C’est bizarre. Sur la pochette de notre exemplaire d’Auguri, il y a un défaut d’impression qui dessine comme une petite larme bleue, juste sous l’oeil de Dominique A. Une fois remarquée la larme, le beau portrait frontal et mi-souriant du chanteur glabre prend des airs de Pierrot lunaire, et les « meilleurs vœux » qu’il nous adresse de si franche manière semblent devenir des adieux…
Amoureux de l’A depuis le début (l’alpha), je mésinterpréte sans doute la larme à l’oeil accidentelle à la singulière façon des fans qui, dans le miroir narcissique de la production, voient tout dans l’objet de leur fanatisme comme à eux directement adressé. Mais aussi, depuis La Fossette, ouverture lumineuse sur le terrain de nos premiers émois méta-musicaux , jusqu’à Remué, sombre revers de fortune -disque invendu et incompris- mais magnifique reflet en négatif de son alter ego au creux de la joue, jamais disque de l’A n’avait semblé si proche de l’adieu et de la fin (l’omega). Non que la source se soit tarie, mais la mer a tout emporté.
Dire cela, c’est peut-être ma triste manière à moi de tuer ce père dominical (quand j’écoutais Le Courage des oiseaux les dimanche de pluie), mais depuis la source fluette La Fossette, Dominique A aura été rivière trébuchante (Si je connais Harry), fleuve parisien (La Mémoire neuve), impétueux delta (Remué), pour finir dilué dans la mer sans contrariété, ce grand Océan Auguri, trop plat, trop calme, trop serein. Pas d’accalmie, mais l’A calmé, évacué, dans le grand plein où le petit un devient partie du grand tout. Un peu comme dans Dead man, cette belle dérive de Jim Jarmusch.

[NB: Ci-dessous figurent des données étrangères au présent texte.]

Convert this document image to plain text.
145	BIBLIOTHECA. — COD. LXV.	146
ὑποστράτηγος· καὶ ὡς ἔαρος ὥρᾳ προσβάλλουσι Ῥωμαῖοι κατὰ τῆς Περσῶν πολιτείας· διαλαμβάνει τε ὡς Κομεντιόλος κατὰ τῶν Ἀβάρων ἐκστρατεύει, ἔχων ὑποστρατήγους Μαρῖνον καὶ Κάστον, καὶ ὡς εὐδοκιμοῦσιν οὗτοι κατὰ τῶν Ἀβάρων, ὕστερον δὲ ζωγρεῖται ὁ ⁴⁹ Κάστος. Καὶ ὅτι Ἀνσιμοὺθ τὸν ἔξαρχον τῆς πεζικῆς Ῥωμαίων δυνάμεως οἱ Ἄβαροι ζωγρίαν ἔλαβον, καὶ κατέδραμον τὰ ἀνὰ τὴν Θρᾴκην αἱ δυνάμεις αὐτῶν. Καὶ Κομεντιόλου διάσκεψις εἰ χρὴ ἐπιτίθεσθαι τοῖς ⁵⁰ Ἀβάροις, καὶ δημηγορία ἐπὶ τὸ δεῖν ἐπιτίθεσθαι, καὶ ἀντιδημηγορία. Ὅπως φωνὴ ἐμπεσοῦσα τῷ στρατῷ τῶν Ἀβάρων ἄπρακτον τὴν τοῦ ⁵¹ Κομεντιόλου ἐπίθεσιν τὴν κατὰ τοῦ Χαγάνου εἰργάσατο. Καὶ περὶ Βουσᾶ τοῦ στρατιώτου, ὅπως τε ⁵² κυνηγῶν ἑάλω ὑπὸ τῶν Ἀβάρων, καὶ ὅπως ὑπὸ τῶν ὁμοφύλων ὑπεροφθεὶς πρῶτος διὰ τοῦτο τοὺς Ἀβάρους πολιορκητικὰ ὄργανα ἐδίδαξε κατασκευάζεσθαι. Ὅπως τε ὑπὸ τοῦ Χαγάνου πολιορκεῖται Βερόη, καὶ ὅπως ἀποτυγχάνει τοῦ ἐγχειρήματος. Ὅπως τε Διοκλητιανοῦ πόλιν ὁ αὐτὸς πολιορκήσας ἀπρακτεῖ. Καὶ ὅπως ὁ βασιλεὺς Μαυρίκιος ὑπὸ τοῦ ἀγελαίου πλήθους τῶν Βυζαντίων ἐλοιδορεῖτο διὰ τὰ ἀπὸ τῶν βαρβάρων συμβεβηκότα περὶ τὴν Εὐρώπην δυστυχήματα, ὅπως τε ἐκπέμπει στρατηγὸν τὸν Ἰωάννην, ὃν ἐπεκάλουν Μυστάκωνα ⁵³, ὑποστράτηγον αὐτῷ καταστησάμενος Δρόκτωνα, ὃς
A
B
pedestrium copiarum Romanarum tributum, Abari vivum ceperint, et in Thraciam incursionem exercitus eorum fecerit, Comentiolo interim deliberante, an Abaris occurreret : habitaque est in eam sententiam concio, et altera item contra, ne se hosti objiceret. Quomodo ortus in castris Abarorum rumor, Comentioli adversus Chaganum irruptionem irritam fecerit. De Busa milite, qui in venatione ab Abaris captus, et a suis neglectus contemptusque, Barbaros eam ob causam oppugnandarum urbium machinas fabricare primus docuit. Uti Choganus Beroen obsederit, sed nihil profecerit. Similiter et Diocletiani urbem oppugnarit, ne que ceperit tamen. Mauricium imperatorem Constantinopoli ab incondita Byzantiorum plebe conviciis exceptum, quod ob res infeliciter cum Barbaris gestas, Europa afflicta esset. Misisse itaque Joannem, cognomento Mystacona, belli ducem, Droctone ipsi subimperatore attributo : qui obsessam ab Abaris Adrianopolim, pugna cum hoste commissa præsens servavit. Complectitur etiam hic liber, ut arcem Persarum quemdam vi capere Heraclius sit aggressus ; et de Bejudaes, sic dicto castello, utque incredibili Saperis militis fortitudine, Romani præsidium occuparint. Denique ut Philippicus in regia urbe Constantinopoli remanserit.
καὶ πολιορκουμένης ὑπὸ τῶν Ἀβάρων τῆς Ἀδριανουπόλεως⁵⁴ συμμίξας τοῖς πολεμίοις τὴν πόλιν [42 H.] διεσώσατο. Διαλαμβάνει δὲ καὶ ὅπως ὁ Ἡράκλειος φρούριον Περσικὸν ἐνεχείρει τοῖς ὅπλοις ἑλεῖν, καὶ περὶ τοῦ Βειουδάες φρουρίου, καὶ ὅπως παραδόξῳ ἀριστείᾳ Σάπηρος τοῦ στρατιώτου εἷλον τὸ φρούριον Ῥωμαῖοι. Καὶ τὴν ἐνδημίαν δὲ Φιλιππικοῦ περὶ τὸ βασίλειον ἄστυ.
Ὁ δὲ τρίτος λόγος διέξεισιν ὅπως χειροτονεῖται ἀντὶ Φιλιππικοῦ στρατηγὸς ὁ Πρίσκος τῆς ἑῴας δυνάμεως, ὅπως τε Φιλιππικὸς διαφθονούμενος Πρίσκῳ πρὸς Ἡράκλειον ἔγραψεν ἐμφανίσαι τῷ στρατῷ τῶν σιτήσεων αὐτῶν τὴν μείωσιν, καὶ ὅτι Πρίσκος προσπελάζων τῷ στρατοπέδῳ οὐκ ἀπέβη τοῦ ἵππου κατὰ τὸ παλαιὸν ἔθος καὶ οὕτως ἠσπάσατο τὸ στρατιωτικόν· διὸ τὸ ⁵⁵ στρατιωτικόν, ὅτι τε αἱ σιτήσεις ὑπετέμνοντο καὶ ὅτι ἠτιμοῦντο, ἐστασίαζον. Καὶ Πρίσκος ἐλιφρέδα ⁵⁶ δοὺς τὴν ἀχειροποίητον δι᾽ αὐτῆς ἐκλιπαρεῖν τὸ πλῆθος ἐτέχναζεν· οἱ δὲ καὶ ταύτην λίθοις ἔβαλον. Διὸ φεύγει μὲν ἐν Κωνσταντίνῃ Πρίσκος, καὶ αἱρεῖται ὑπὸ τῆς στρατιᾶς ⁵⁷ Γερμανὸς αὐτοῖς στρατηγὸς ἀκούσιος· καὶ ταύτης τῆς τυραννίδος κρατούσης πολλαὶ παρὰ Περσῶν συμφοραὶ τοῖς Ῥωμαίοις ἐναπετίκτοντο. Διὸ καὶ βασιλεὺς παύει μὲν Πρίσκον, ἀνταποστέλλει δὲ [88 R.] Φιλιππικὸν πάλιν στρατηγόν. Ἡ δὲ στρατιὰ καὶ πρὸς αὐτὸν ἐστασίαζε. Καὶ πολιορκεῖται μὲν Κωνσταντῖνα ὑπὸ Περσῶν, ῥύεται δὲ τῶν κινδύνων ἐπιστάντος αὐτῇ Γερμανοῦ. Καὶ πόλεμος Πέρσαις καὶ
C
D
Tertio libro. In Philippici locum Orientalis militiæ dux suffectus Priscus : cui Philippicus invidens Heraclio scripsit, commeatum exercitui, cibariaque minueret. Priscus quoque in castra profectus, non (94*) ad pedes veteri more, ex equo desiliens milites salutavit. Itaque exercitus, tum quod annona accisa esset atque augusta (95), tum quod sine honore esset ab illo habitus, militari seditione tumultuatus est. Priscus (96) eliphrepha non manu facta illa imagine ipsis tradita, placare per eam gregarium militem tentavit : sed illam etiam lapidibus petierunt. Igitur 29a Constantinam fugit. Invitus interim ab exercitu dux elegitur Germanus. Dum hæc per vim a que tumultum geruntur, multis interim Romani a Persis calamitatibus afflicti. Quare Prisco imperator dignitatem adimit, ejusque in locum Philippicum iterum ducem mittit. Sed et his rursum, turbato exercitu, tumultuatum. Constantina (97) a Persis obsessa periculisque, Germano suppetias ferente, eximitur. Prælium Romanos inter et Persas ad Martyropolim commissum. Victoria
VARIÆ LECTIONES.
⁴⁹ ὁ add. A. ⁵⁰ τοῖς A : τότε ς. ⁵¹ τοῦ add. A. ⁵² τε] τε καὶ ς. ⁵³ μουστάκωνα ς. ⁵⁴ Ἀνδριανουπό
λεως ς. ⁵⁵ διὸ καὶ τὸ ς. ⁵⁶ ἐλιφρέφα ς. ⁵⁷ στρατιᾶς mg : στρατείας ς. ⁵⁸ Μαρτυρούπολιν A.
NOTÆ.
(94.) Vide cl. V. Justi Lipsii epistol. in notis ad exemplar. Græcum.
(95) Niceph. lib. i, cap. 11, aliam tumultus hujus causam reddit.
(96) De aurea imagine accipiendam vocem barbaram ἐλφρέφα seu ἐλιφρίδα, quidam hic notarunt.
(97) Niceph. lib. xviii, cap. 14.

C’est peut-être là le sort commun du chanteur sur le dos duquel on aura trop longtemps fait Le Commerce de l’eau, et qui n’en tirera rien, rien « que le goût de la peau ». Dans Auguri, le chanteur (et ses amis) boit et crache aussi, et la pluie tombe sur les dos, l’orgasme (« là où finit l’escalier ») est « mouillé de bruine », « Le sel a tout rouillé », « Dans les rigoles chargées d’eau de cuisine, ça glissait », et déjà, « La mer, c’était profond ». La mer conjuguée au passé, comme si tout était plié il y a longtemps déjà. Alors, c’est vrai, les « meilleurs vœux » résonnent comme des adieux, et à les écouter, on prédit à Dominique A un avenir de marin, de lever l’ancre, de parcourir les lettres de l’Océan Atlantique, sous un soleil d’acier, vers « les murs colorés » de Burano, retenant de son origine portuaire que les marins font de bons amants, mais de mauvais maris, avant de fouler du pied nu « Les terres brunes » et retrouver « Les Enfants du Pirée ». On lui prédit un avenir solaire, un futur rimbaldien, dans des pays lointains, où les « yeux brûlent ». Et un beau jour, la peau tannée, ridé de soleil, le cuir endurci, « Criblés de balles / Nous reviendrons. »
Depuis longtemps, Dominique A rodait sur les rives du grand large, jetant à l’horizon lointain des regards de loup échaudé. Reste à réaliser cette vie rêvée d’un ange, pour un voyage forcément symbolique et icarien. Dans Théorème de Pier Paolo Pasolini, une sainte voit ses larmes se transformer en source. La larme à l’oeil de l’A sera-t-elle la première eau d’une source à sanctifier ? Fan un jour, fan toujours.